For this project, I used data from 20 different Wikipedia articles. The dataset includes the pages for 10 actors and 10 movies. Rather than analyze the text directly, I used part-of-speech (POS) tagging and named entity recognition (NER) tagging on word-tokenized data to obtain numerical measurements of the dataset. More specifically, I counted the amount of each tag for each actor or movie.
I used three different machine learning algorithms for classifying the articles. The algorithms I used are Naive Bayes, Decision Tree, and the ensemble method Gradient Boosting.
This is an informal project, so I simply chose actors I like. That said, I tried to select a broad range of actors, from B-Movies to blockbusters. My chosen actors are Tessa Thompson, Lupita Nyong'o, Winona Ryder, Amy Poehler, Bruce Campbell, Adam Scott, Nicolas Cage, Tim Curry, Margot Robbie, and Sandra Bullock.
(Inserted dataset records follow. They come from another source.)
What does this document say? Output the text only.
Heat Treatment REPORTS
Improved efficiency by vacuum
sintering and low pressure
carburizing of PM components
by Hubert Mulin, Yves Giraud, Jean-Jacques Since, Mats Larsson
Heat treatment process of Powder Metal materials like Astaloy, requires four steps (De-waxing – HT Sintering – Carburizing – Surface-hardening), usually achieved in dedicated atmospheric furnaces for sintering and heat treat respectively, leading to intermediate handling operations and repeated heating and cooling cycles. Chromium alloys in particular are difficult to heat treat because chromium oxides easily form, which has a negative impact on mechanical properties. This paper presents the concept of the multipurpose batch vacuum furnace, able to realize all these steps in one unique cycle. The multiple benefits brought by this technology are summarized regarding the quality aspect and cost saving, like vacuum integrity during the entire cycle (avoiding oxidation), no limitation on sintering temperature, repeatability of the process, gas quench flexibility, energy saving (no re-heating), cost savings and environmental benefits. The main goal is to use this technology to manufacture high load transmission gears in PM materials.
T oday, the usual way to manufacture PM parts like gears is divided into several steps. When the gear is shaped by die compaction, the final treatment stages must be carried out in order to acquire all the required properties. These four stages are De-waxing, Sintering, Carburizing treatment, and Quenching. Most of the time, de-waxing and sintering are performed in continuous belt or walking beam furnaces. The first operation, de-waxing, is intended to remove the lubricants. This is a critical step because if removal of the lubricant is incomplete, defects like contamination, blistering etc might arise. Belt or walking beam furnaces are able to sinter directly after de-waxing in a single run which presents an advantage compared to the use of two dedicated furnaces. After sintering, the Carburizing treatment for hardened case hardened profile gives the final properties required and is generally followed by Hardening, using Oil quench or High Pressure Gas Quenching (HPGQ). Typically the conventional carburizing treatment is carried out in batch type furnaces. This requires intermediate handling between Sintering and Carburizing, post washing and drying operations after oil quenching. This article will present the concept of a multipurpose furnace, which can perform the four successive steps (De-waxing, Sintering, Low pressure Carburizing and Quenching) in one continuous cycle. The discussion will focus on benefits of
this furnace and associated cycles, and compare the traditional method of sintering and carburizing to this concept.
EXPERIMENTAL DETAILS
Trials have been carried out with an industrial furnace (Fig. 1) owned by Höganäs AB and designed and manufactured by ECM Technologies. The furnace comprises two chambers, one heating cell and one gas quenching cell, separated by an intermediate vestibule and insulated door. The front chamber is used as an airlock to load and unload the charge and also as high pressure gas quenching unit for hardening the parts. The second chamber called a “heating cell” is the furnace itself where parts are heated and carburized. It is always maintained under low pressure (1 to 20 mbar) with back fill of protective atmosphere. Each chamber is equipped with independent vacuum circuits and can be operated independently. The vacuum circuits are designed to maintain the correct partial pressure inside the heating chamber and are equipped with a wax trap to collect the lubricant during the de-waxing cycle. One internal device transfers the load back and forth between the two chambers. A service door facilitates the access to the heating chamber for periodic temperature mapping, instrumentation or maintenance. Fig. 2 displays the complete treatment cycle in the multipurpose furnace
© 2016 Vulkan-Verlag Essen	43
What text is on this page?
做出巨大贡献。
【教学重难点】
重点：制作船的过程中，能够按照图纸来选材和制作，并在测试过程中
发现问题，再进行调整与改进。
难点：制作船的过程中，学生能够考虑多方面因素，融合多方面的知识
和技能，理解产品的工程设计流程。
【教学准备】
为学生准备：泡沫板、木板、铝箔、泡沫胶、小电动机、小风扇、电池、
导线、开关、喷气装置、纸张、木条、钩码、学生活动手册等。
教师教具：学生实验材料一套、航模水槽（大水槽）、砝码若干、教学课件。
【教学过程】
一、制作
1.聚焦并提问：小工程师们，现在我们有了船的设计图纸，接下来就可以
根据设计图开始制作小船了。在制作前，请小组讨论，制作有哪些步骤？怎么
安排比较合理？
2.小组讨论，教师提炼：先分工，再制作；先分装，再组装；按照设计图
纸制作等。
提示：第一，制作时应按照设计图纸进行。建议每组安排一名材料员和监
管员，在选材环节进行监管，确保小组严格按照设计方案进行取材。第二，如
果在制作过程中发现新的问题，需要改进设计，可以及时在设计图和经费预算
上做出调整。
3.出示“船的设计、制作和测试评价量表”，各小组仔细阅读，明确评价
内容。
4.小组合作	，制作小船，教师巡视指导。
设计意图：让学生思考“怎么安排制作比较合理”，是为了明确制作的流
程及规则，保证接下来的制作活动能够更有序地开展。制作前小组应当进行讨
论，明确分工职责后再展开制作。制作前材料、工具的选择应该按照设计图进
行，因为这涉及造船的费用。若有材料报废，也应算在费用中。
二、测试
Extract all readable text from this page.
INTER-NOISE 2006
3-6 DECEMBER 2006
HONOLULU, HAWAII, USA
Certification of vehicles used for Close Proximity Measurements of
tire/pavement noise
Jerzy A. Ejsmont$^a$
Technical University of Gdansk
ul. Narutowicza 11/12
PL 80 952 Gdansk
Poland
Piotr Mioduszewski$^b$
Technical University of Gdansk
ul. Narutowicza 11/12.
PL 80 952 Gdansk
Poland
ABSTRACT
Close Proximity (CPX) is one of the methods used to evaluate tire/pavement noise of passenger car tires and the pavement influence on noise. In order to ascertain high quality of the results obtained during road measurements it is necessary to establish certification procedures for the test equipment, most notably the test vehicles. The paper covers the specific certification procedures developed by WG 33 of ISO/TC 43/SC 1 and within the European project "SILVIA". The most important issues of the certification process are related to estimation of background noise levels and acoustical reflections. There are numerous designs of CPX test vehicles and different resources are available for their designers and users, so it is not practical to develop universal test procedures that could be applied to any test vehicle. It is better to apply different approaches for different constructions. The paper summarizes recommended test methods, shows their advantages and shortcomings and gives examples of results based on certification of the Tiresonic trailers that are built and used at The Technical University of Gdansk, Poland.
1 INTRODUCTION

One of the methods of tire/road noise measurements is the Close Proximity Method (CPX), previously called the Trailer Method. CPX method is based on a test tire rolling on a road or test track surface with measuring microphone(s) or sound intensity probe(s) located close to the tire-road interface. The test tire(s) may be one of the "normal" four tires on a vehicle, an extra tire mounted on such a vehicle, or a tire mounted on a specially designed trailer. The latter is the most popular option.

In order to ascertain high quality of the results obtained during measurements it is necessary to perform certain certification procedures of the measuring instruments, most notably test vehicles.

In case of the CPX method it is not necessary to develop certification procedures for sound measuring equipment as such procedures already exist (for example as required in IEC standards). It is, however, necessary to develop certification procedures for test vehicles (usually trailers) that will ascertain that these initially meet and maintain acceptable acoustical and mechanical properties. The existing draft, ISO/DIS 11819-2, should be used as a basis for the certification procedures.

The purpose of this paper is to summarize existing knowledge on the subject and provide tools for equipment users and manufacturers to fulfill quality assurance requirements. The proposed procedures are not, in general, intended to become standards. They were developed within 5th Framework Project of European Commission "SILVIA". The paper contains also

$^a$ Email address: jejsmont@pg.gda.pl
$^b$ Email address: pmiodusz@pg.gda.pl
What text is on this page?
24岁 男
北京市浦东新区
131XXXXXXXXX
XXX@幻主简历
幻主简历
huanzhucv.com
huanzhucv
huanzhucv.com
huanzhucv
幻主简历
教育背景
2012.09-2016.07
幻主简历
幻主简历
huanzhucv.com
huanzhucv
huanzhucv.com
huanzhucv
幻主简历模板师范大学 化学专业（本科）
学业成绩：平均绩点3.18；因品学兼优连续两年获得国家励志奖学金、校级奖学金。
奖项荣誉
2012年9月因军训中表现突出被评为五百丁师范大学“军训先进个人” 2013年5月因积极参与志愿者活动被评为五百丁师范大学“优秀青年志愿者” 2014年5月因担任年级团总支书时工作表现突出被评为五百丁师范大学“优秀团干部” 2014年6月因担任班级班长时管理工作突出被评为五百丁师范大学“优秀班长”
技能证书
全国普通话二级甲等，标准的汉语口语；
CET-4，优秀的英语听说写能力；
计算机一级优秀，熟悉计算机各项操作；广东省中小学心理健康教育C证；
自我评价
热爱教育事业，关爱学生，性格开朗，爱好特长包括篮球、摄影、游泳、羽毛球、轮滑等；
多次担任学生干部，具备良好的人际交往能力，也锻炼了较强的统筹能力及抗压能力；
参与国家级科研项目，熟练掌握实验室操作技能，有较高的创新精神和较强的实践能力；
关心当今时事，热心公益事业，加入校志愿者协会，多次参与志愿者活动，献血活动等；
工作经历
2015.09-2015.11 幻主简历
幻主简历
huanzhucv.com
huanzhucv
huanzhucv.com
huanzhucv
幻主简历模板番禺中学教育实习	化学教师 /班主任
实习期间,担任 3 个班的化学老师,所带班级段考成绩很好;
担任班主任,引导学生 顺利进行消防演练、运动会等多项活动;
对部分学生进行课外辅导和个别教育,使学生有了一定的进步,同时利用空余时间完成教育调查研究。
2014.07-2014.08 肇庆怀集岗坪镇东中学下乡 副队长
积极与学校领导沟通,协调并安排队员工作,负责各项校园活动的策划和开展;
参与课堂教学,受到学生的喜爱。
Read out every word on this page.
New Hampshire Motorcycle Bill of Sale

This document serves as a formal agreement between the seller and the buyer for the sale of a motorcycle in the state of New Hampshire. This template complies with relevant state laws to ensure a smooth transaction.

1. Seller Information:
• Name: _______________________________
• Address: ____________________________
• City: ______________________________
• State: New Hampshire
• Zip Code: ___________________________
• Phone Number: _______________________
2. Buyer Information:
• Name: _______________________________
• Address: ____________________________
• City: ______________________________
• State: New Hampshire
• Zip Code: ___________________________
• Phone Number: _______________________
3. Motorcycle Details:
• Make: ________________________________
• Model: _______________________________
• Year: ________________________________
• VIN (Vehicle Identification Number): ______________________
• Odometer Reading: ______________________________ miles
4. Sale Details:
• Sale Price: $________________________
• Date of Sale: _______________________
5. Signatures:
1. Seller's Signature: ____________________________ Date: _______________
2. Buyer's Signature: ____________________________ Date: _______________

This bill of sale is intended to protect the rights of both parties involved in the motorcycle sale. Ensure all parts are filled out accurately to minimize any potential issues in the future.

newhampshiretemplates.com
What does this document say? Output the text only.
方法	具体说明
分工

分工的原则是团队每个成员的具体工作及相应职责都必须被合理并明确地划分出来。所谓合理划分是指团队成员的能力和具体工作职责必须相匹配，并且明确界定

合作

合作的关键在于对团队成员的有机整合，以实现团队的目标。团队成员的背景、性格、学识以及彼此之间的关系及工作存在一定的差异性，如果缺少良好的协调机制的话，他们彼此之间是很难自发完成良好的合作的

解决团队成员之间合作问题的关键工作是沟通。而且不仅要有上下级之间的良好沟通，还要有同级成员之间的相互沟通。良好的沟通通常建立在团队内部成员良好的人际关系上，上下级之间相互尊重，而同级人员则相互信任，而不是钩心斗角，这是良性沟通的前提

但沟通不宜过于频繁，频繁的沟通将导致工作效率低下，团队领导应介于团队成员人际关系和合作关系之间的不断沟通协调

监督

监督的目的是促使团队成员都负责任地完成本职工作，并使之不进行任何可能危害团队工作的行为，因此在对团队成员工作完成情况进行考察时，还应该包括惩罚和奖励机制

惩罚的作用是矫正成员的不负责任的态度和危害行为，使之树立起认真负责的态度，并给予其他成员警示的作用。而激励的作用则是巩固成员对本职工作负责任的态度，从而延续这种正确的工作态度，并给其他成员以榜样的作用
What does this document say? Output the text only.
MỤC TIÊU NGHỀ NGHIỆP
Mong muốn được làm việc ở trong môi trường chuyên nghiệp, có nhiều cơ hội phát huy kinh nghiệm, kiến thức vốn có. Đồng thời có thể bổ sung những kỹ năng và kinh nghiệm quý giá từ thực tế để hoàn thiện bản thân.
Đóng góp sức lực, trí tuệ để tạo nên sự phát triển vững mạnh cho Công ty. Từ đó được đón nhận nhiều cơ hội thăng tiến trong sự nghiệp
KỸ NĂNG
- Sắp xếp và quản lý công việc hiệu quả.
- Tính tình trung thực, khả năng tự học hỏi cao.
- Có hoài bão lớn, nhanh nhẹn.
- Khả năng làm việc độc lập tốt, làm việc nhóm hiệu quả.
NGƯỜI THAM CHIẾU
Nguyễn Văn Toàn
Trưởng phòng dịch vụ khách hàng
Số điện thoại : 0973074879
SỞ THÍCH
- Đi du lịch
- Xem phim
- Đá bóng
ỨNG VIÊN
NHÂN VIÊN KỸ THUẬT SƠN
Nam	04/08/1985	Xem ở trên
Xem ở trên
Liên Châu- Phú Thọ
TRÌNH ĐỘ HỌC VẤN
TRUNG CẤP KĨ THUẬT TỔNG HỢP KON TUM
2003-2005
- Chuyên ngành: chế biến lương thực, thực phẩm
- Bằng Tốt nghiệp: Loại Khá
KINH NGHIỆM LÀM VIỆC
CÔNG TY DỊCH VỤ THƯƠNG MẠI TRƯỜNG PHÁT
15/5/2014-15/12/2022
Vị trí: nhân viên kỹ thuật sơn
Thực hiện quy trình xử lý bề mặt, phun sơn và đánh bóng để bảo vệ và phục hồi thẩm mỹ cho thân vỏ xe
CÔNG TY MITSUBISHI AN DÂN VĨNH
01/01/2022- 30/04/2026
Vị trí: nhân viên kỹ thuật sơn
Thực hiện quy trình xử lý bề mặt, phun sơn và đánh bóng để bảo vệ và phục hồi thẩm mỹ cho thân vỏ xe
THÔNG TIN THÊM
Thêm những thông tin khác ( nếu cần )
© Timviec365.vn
For each actor above, I chose a movie they appeared in. The movies are "Sorry to Bother You", "Us", "Heathers", "Wet Hot American Summer", "Evil Dead II", "Piranha 3D", "Con Air", "The Rocky Horror Picture Show", "I, Tonya", and "Miss Congeniality."
If the machine learning models perform well, this suggests that there are quantifiable differences between how actors and movies are written about on Wikipedia. Nota bene, this is a simple, straightforward analysis and it does not prove anything.
- Use the Wikipedia library to gather the content of all Wikipedia pages I will use as my dataset.
- Pre-process this data to remove citations, punctuation, numbers, other extraneous characters, and stopwords and to tokenize by word.
- Tag the word-tokenized data by part-of-speech and by named entity.
- Build a frequency distribution of the top three parts of speech and top three named entities
- Use the counts from each frequency distribution to calculate (for each movie or each actor):
- Mean
- Maximum
- Minimum
- Range
- Standard Deviation
- Select K best features from Movies and from Actors
- Train ML models
- Calculate mean F1 score and mean accuracy score for each model
Naive Bayes and Gradient Boosting are tied for both the highest mean F1 score and the highest mean accuracy score (85.3% and 85%, respectively). I would thus consider these two to be the most reliable models. Decision Tree did not perform quite as well, with an F1 of 81.3% and an accuracy of 70%.
These scores indicate that there are quantifiable differences between Actor and Movie articles and that these differences can be shown effectively even with a small dataset and limited POS and NER tagging.